Daniel Maher, an undocumented Chinese immigrant who came to the U.S. from Macau when he was 2 years old, was released Friday by Immigration and Customs Enforcement after a home raid led to his being detained for more than 75 days, according to a media advisory issued by Asian Law Caucus.

Maher is the Recycling Director of Berkeley's Ecology Center, where he's worked for 14 years following serving a prison sentence for an unspecified crime that he committed when he was 20.

KQED reported that Maher's case was part of ICE's "broader crackdown on Chinese nationals subject to deportation, and undocumented immigrants with prior serious criminal convictions."

"Deportations and ICE raids are a daily event in immigrant communities," Anoop Prasad, attorney for Maher on behalf of the Immigrant Rights Program at the Asian Law Caucus, told NBC Bay Area. "Over 30,000 people are detained by ICE each day and around 400,000 people are deported each year."

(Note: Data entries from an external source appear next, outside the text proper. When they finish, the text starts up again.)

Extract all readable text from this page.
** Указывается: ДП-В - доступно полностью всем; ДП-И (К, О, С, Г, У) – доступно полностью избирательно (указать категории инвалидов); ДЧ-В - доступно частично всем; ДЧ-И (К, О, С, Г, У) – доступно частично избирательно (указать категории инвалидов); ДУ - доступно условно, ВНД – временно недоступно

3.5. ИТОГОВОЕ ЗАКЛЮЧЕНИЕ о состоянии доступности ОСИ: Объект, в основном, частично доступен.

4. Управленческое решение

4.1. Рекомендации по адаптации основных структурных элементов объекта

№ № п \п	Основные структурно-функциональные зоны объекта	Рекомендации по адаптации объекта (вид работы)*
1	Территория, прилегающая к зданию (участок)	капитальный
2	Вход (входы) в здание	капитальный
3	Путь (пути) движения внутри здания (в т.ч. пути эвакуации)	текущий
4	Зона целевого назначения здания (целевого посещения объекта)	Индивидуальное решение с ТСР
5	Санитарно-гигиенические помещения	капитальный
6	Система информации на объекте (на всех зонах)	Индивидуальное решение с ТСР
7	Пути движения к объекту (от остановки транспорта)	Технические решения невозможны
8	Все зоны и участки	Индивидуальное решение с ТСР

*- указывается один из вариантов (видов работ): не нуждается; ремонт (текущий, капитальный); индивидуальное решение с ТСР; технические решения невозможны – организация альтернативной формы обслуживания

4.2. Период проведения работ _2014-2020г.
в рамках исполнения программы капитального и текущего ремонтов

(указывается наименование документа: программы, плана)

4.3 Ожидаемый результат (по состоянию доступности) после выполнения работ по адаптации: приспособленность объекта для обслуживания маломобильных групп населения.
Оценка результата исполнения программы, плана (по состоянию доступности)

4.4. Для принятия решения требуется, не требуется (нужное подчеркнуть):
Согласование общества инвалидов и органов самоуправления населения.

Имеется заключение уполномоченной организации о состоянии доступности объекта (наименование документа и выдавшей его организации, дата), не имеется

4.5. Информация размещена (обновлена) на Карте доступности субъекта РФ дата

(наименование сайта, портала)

Annette Wong from Chinese for Affirmative Action told KQED that the Asian Law Caucus interviewed several other Chinese detainees who faced the same plight as Maher before campaigning for his release.

“We talked about it, and we identified Daniel as somebody that we wanted to begin a campaign for, because he had so much community support,” she said.

Maher, Prasad, Wong and Martin Bourque from the Ecology Center will host a press conference at Ecology Center on Thursday.